Tuning the m68k Cost Model for the 68000
A Practical Guide to Optimizing GCC’s Instruction Heuristics
The Motorola 68000 is a beautifully simple CPU — but its instruction timings, addressing modes, and encoding sizes vary enough that GCC’s default heuristics often produce sub‑optimal code.
To address this, amiga‑gcc introduces a new cost‑table system that allows precise tuning of the optimizer without recompiling the compiler itself.
While the tuning scripts are running, I update the chart this and then, it can be viewed here.
This article describes:
- the new unified cost table
- how external cost files work
- how mutation‑based search finds better values
- what the logs shows
- why this matters specifically for the 68000
The New Unified Cost Table
Traditionally, GCC hard‑codes instruction costs inside C functions.
For amiga‑gcc, this has been replaced with a single table‑driven cost model:
- one table for speed
- one table for size
To achieve this, the cost values have been replaced with lookups into the cost table.
This makes the cost model:
- easier to tune
- easier to compare
- easier to export/import
External Cost Files
To avoid recompiling GCC for every experiment, the cost tables can be loaded from a text file at compiler startup.
This feature will be removed once a good enough setting was found.
But for now this enables:
- rapid iteration
- automated search
- easy sharing of tuned profiles
A typical file looks like:
cost_shift_bit=5
cost_shift_rest=9
cost_logic_reg_const=14
...
The compiler reads these values and overrides the built‑in defaults.
Why Tuning Matters for the 68000
The 68000 has:
- slow multi‑bit shifts
- slow memory accesses
- cheap quick‑immediates
- cheap addq/subq
- expensive longword operations
- no barrel shifter
- no 32‑bit multiply/divide unit
This means the optimizer must be guided differnetly for speed and size:
- discourage multi‑bit shifts or force these
- discourage memory‑heavy sequences or make them cheap
- encourage register arithmetic if speed matters
- encourage quick immediates
- avoid unnecessary `ext.w` / `ext.l` chains
A tuned cost model can reduce code size by 10% and improve speed by 5% on real hardware.
Right now no setting was found where all benchmarks benefit, but the overall looks quite good.
Mutation‑Based Search
To find optimal values, a mutation‑driven search process is used:
1. Load the current best cost table.
2. Randomly mutate a small number of parameters.
3. Rebuild benchmarks using the new table.
4. Measure total runtime or binary size.
5. If the score improves → keep the new table.
6. Otherwise → discard it.
7. Repeat tens of thousands of times.
This evolutionary approach converges surprisingly well.
Example Log Snippet
Here is a real mutation event from the search where I started with all values at 0:
=== Iteration 749 / 99999 ===
Ändere 6 Parameter: cost_shift_reg_w=5 cost_mem_plus_reg_disp=4 cost_set_clr_reg=0 cost_const_int_l=17 cost_shift_reg_w=2 cost_const_int_q=5
Neuer Score: 1672439452 (beste: 1672439456)
+++ Übernehme (neue bester Score 1672439452) +++
I started this several times, and you get different results which are close together but not the same.
Maybe I run it really long and check what happens.
Interpretation:
- six parameters mutated
- new score is better (lower is better)
- the new table becomes the current best
This process repeats continuously.
Stable vs.
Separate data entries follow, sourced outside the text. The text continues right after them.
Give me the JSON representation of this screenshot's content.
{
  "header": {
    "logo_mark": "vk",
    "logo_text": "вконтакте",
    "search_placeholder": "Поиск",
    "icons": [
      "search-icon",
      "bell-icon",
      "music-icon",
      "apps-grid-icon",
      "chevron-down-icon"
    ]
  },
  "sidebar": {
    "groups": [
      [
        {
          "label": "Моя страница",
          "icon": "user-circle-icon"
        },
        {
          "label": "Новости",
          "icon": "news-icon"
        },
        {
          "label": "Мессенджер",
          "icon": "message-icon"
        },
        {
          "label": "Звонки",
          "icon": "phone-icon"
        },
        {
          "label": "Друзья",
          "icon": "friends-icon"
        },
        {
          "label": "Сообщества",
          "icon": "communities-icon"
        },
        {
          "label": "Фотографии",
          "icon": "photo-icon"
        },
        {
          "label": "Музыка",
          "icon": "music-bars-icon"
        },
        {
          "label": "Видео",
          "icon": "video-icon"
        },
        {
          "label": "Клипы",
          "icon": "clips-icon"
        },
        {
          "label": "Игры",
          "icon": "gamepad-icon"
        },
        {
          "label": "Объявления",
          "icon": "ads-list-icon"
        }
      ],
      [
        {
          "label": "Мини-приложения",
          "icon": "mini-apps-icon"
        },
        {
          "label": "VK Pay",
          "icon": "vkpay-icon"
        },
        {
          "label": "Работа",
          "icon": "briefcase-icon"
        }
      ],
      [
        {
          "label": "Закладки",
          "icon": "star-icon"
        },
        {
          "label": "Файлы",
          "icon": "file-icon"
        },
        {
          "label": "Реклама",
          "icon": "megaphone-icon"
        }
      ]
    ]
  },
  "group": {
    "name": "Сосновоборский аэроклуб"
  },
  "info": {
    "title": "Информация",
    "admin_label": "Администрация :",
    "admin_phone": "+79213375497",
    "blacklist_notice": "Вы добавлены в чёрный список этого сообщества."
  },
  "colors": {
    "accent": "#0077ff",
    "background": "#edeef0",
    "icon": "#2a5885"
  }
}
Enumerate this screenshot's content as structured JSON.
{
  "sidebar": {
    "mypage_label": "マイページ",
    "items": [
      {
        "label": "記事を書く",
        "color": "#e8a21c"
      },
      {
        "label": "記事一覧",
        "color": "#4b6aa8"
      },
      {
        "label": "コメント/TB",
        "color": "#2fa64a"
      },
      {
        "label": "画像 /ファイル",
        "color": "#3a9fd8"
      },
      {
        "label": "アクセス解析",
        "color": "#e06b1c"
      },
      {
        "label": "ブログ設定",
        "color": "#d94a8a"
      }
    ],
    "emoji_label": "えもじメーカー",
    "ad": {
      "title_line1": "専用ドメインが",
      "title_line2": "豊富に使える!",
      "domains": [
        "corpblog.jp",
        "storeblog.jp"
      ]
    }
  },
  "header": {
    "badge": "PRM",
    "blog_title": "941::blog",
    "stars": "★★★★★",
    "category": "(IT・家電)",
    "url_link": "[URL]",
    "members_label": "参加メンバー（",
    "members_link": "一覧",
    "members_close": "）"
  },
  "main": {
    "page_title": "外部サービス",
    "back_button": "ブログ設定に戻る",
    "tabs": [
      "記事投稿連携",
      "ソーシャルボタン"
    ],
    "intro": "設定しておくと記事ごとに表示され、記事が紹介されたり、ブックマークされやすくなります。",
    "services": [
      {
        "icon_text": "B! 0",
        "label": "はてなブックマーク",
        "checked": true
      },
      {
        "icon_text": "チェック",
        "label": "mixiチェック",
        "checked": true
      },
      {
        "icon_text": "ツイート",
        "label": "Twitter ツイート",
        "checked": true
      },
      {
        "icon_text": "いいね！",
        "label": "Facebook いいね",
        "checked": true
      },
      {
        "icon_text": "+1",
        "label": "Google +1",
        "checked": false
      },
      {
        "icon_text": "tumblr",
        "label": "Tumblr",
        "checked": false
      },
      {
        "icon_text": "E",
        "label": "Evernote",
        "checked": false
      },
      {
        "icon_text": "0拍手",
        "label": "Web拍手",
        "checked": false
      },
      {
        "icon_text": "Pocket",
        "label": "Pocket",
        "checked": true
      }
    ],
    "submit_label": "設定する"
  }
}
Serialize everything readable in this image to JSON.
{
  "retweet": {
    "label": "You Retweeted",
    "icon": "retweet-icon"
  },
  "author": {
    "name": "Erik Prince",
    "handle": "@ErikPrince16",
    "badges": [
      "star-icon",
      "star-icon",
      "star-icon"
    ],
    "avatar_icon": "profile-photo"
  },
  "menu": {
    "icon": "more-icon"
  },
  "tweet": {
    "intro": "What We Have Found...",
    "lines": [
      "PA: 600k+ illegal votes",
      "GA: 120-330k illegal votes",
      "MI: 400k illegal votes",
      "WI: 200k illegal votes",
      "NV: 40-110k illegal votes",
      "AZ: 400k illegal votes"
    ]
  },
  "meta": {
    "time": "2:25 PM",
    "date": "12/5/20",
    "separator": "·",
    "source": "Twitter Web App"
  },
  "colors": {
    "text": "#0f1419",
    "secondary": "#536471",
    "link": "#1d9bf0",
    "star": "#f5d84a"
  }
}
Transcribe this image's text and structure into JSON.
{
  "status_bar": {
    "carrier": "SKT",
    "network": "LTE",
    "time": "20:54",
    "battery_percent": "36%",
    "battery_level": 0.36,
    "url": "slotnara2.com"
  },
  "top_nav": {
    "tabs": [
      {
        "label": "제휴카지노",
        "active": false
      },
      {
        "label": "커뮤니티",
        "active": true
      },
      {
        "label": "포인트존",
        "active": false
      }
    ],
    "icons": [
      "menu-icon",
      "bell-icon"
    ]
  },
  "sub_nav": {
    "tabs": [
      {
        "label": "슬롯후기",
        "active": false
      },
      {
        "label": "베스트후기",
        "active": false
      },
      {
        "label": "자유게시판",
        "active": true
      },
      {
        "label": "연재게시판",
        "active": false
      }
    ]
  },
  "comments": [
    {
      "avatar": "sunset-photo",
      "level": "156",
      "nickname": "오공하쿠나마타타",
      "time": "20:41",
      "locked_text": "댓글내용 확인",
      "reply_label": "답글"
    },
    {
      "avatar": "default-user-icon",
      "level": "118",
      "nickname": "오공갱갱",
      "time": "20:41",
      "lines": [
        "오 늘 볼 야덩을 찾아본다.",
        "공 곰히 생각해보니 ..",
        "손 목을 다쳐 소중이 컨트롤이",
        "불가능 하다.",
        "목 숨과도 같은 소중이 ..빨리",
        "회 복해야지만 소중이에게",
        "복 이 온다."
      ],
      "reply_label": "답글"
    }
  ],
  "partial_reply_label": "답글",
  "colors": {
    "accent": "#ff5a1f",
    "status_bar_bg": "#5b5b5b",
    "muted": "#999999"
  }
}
Unstable Parameters
During tuning, some parameters quickly prove stable:
- changing them never improves results
- they belong in the “excluded” list
- they form the backbone of the cost model
Other parameters are highly sensitive:
- shifts
- memory costs
- addressing modes
- logic operations
- subregs
These are the ones the search mutates most often.
Current Status
My searches are still running, and the score continues to improve.
Once the score plateaus for several thousand iterations, the search can be stopped and the best table extracted.
Conclusion
The new cost‑table system transforms the way amiga‑gcc optimizes code for the 68000:
- no recompilation needed
- fast iteration
- automated tuning
- reproducible results
- architecture‑aware heuristics
Combined with mutation‑based search, this approach produces:
- smaller binaries
- faster execution
- more predictable code generation
- better use of 68000‑specific strengths
After all the updated costs will be comitted into the code base.
rev: 1.6